- Over $100 million were repeatedly stolen in NFTs in 2021.
- The bulk of NFT scams include Otherside, Bored Apes, CloneX, Mutant Apes and Azuki.
- These five projects together constitute about two-thirds of the stolen NFT value.
Elliptic, a blockchain analysis company has found that about $100 million have been stolen in NFTs during the last year. The report, NFTs and Financial Crime, was released on Wednesday and mentions criminal crypto activity that happened between July 2021 to July 2022.
🚨Over $100 million worth of NFTs were publicly reported as stolen through scams between July 2021 and July 2022, netting perpetrators $300,000 per scam on average.— elliptic (@elliptic) August 24, 2022
Head to https://t.co/u6iPLjXgpR to read our NFTs and Financial Crime Report.#nft #crypto #aml
Besides the stolen NFTs, about $8 million in illegal funds have also been laundered through NFTs since 2017.
According to Elliptic, an average of $300,000 per scam has been netted by cybercriminals. $24 million in NFTs were stolen via scams this May. Coming to July, the month recorded the highest activity with NFTs stolen at 4,600.
This year, 23% of stolen NFTs happened through social channels such as Discord by sending phishing messages to users. Phishing emails and malicious websites are the other pathways of attack.

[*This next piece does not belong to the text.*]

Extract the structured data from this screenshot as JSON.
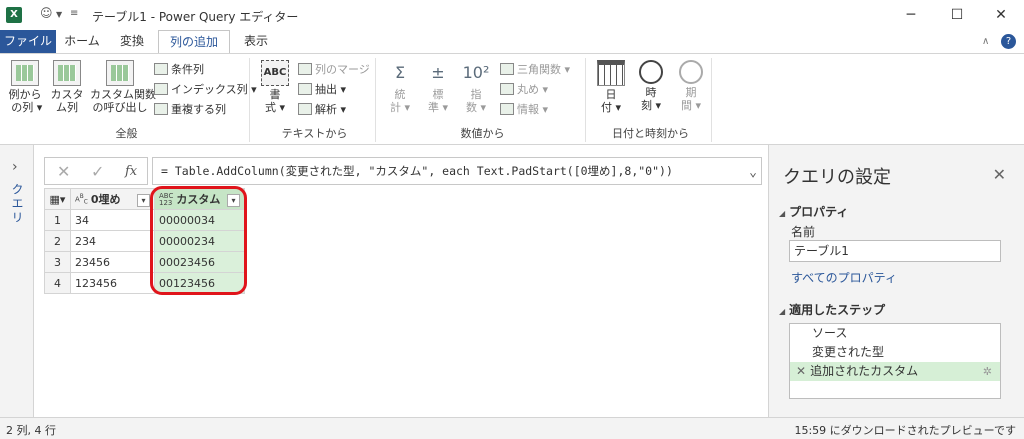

CryptoPunk #4324 is the most valuable NFT to be stolen ever and netted $490,000 to the thieves in November 2021. As far as the most significant theft is concerned, it happened in December 2021 and caused a loss of 16 blue chip NFTs that were worth $2.1 million.
It comes as no surprise that BAYC is the most preferred NFT project by cybercriminals. Bored Apes theft counts for stolen NFTs worth $43.6 million. In June, Seth Green paid $260,000 ransom for a stolen Bored Ape NFT.
Axie Infinity‘s Ronin Ethereum sidechain bridge attack in March 2022 by Lazarus Group has also been cited in the report. Furthermore, it mentions the Tornando Cash mixing service and states that digital assets of value beyond $160,000 that originated from sanctioned entities were utilized to buy NFTs.
Cybercriminals have become sophisticated and bypass verification protocols. Bad actors made off with 9136 SOL in January even after verification.
Last but not the least, counterfeit NFTs are a serious concern as well. OpenSea reported about 80% of NFTs being minted through its tool were fake collections, plagiarized works and spam in January.